Ingesting sensitive documents
Research interviews, patient records, legal depositions. Anonymize on ingest so that even internal searches and agents operate on tokenized content. Combined with a separate token vault accessible only to authorized users, this provides strong internal compartmentalization.
Two modes of use
Reversible tokenization (default)
Entities are replaced with tokens. A mapping between tokens and originals lives in an encrypted vault. Authorized users (or workflows) can resolve tokens back to originals. Most use cases want this — you need to present real data to end users eventually.
Irreversible anonymization
For research datasets that need to survive GDPR’s “right to be forgotten” indefinitely, irreversible anonymization replaces PII with generic placeholders and destroys the mapping. Once done, there’s no way back. Use with caution — this is permanent.
What gets detected
15+ entity categories out of the box. See StellarGate Detection for the full list.
Deterministic vs. probabilistic
A critical property: deterministic rules (dictionaries, regex) run before ML detection. If a term is in a dictionary, it’s replaced 100% of the time. ML fills in the long tail.
For compliance, dictionaries are what your auditor will ask about. ML is how we reach broad coverage.
Integration points
Within StellarBase
Anonymization is a built-in workflow node. Place it before any external LLM call; place it at ingest for sensitive sources. The platform provides sensible defaults — most customers don’t configure anonymization per-workflow.
As a standalone proxy
Route your OpenAI / Anthropic / Gemini SDK calls through StellarGate. No workflow configuration required; one URL change in your app. See Operating Modes.
In your own code
Call StellarGate directly via SDK for bespoke integrations. Useful when you’re not using StellarBase but want the anonymization layer.
GDPR implications
Pseudonymization (reversible tokenization with a separately-held key) is explicitly recommended by GDPR Article 32 as an appropriate technical measure. Anonymization (irreversible) takes data out of GDPR scope entirely — but the bar is high (“so that the natural person is not or no longer identifiable”).
StellarGate defaults to pseudonymization.
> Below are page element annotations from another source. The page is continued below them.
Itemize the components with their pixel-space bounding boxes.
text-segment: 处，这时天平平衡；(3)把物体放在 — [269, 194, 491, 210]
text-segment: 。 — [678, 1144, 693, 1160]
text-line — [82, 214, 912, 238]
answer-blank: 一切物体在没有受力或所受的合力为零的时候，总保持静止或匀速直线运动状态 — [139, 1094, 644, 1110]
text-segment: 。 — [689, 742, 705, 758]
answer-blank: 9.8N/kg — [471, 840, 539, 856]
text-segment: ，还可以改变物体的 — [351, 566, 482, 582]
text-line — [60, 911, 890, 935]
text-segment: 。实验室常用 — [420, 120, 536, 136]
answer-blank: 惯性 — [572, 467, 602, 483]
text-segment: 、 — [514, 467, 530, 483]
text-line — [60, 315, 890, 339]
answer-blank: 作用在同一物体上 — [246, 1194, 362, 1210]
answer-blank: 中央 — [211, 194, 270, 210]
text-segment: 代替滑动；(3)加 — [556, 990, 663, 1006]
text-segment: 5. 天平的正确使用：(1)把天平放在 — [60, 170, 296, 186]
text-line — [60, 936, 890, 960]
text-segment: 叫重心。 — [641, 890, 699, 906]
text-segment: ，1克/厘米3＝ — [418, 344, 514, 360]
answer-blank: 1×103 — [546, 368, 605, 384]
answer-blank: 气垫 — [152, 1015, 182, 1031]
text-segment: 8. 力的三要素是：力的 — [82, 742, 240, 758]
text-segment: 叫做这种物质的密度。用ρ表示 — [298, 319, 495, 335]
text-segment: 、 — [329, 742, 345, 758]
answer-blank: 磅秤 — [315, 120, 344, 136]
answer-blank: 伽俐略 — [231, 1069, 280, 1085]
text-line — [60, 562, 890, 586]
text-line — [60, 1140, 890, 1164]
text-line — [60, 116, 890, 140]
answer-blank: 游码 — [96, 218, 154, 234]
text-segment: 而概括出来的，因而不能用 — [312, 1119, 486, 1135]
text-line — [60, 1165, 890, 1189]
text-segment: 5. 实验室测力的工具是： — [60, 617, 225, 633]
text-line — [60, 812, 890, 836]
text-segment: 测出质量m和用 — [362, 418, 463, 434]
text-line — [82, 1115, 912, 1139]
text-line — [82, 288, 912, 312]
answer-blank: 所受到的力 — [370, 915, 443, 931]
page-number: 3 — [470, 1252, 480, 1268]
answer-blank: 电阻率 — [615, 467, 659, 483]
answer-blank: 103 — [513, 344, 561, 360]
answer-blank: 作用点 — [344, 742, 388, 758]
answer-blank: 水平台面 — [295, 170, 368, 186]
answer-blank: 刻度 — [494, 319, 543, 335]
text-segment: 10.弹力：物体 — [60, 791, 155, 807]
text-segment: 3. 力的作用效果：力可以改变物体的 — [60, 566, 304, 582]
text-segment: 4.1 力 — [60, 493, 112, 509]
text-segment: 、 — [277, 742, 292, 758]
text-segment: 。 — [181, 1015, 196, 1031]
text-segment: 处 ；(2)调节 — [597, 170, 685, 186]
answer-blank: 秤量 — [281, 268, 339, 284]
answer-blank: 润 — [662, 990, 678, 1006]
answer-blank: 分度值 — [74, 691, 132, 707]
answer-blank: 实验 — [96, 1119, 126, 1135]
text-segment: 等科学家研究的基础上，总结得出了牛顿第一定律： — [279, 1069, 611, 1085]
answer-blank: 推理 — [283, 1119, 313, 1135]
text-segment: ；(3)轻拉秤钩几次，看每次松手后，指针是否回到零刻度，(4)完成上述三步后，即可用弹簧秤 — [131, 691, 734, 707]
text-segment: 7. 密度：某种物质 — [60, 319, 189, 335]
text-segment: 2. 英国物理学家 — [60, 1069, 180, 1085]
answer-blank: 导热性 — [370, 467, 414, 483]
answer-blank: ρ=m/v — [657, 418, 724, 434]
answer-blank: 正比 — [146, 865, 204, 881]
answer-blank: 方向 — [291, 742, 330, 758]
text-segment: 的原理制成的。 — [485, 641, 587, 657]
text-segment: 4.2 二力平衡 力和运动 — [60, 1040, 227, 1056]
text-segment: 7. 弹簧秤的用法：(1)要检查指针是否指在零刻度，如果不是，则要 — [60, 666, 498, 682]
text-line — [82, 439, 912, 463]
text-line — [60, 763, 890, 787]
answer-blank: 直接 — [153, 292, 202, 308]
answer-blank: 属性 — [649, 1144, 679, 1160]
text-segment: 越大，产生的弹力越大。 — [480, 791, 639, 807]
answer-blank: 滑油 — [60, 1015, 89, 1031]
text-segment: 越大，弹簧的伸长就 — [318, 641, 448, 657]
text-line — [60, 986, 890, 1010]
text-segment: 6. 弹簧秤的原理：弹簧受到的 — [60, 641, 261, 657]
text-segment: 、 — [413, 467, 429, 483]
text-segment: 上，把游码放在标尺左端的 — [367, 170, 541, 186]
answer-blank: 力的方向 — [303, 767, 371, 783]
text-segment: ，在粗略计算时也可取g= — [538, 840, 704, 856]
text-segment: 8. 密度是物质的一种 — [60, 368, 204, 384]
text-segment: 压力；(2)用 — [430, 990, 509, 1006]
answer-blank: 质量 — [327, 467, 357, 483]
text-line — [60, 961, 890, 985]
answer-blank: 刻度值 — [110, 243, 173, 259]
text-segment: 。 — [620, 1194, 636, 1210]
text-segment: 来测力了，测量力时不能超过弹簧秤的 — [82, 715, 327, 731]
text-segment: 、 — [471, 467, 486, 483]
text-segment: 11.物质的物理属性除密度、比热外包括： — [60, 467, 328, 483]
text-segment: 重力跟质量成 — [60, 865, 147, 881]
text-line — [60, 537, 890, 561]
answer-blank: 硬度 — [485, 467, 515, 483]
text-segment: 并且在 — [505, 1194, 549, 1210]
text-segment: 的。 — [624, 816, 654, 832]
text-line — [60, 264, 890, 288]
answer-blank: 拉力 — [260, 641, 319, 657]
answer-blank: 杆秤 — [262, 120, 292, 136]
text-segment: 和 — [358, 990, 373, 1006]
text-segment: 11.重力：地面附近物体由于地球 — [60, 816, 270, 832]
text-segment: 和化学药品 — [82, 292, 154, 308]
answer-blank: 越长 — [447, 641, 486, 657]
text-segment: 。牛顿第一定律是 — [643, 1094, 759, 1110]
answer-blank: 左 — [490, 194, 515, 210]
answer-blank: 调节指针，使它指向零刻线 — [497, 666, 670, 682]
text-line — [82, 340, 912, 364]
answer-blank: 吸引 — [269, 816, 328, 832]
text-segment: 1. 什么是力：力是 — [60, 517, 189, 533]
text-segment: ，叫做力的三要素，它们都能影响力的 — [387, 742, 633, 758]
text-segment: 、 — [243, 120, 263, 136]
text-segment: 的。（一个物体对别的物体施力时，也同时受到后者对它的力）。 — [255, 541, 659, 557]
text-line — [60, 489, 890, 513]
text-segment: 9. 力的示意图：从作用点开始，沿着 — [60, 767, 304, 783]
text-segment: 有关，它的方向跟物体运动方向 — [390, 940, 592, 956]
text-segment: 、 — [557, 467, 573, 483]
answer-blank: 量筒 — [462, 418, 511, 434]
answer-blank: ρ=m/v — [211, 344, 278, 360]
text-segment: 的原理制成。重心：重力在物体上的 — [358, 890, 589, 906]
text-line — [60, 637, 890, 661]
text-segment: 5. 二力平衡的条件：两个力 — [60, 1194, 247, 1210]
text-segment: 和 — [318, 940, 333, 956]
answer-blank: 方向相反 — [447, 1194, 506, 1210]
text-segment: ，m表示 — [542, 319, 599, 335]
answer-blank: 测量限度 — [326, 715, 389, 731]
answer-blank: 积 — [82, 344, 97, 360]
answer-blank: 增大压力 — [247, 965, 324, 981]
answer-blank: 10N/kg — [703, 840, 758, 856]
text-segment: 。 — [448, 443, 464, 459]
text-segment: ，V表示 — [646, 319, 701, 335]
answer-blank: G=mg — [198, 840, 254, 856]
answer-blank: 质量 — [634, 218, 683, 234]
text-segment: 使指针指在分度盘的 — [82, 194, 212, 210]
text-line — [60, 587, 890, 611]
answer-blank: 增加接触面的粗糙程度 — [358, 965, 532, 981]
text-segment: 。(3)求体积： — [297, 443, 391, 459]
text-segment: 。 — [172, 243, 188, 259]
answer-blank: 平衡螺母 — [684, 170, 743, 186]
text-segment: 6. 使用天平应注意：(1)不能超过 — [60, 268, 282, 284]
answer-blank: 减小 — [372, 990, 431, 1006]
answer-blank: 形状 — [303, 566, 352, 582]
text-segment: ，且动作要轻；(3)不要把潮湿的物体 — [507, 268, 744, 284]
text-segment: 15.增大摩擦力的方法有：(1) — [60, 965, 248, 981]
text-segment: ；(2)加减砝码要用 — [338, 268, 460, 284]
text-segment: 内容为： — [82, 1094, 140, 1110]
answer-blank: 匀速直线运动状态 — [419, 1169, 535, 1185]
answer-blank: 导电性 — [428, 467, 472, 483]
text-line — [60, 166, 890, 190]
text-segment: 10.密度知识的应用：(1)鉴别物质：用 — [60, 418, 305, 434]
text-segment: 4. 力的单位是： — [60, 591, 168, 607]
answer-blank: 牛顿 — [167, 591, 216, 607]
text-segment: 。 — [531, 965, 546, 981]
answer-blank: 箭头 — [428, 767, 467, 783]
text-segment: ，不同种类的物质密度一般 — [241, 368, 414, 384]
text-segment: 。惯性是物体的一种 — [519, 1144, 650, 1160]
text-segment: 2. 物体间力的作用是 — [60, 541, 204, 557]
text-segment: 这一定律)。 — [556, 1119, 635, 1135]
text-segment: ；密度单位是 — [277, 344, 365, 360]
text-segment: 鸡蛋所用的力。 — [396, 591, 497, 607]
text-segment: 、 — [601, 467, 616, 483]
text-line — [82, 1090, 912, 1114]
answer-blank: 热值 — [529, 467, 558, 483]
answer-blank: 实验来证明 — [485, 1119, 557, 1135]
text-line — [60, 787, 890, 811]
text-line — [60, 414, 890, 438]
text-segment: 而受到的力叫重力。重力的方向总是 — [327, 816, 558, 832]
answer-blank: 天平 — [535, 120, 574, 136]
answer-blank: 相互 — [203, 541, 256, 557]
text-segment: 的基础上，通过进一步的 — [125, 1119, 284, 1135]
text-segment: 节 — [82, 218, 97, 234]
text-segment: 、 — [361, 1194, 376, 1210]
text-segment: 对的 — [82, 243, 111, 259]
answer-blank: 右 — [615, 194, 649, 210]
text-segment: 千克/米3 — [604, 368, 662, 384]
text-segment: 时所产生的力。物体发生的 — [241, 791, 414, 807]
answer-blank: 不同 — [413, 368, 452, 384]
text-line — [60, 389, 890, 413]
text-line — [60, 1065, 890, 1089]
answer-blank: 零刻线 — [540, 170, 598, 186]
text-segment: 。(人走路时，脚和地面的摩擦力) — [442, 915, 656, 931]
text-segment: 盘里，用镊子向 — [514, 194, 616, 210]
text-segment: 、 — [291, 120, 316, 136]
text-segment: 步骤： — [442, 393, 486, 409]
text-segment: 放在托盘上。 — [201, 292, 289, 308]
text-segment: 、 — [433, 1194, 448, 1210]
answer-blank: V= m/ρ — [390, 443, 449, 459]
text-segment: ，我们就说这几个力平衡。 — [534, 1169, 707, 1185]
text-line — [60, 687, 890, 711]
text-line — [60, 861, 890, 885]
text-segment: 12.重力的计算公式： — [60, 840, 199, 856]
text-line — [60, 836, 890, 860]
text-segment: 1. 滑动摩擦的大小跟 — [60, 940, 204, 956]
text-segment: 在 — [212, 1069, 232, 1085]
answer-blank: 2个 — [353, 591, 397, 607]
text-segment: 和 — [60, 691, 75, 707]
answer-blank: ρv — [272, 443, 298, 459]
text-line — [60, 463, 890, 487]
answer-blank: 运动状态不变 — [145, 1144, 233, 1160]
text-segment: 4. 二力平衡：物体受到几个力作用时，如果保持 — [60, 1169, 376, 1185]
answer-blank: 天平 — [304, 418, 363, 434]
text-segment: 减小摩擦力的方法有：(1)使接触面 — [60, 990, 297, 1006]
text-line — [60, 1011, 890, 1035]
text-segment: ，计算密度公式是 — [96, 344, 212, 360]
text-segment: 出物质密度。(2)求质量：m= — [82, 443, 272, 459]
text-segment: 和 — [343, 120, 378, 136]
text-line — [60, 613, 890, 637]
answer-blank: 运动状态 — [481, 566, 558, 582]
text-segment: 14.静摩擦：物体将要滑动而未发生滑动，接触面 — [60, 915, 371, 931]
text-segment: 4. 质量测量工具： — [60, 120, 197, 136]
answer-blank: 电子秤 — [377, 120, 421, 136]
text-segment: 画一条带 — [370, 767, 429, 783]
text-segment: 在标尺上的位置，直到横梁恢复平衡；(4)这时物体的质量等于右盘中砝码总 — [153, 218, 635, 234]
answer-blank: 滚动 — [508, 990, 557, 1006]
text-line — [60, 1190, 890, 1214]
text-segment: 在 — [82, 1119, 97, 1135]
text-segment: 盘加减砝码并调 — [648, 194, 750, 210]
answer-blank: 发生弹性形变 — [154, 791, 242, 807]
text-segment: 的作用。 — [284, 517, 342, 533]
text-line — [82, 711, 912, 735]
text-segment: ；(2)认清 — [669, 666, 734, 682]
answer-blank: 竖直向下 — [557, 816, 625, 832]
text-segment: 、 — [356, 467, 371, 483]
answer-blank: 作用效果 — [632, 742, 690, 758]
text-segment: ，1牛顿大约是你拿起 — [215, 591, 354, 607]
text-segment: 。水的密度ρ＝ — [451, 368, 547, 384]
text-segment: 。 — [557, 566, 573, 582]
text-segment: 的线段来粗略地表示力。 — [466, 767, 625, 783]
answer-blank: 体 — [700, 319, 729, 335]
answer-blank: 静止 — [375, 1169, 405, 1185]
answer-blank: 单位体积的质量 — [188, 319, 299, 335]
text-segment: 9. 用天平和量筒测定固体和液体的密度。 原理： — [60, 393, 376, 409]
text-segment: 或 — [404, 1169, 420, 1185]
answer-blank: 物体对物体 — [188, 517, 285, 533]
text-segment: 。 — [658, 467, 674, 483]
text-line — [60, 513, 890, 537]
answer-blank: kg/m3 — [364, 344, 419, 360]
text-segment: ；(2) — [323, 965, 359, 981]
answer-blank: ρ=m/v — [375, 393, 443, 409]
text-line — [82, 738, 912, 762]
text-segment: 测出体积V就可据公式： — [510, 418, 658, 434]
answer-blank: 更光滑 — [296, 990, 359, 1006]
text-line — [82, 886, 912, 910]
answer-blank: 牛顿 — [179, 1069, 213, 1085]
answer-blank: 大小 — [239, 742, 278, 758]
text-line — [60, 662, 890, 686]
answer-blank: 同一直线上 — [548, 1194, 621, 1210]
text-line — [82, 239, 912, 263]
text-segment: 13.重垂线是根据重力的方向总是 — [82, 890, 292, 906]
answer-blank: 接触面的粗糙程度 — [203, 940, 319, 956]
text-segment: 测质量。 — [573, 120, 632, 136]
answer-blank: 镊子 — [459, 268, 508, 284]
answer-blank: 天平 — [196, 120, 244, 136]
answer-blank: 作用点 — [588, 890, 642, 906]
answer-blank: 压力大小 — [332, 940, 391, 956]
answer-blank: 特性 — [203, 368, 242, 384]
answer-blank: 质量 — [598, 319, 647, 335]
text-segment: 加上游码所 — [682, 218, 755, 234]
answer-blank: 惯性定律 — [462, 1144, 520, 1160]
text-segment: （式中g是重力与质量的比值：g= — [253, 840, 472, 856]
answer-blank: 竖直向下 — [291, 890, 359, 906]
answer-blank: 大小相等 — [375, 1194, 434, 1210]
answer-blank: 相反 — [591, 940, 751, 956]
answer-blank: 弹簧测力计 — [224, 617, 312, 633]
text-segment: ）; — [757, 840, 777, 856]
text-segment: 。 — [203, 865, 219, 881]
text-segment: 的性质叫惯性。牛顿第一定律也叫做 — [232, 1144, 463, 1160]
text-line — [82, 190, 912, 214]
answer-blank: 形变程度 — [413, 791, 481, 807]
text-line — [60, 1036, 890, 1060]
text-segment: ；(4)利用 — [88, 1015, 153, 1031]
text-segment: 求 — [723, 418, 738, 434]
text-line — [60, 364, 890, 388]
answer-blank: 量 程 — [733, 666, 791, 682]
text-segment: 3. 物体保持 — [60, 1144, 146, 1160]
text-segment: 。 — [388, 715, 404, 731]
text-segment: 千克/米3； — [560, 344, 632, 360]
For GDPR “anonymization” in the strict sense, combine token replacement with:
- Generalization of quasi-identifiers (age ranges instead of exact ages)
- k-anonymity enforcement across the dataset
- Permanent destruction of the mapping
We support these as extensions on request.
HIPAA-equivalent
For US healthcare partners, Safe Harbor method (removal of 18 specific identifiers) and Expert Determination are both supported via custom configuration. The 18 identifiers map directly onto StellarGate’s built-in categories plus a few additional patterns.
What anonymization doesn’t solve
- Quasi-identifiers — age + gender + ZIP code can re-identify an individual even without names. Use k-anonymity for datasets where this matters.
- Linkage attacks — a carefully-crafted prompt with unique context can identify an individual. For maximum safety, pair with on-prem inference.
- Metadata leaks — document timestamps, author fields, file paths can leak identity. Anonymize metadata too.
- Side-channel leaks — a rejected request, a visible error, or a timing difference can leak information. StellarGate mitigates but doesn’t eliminate.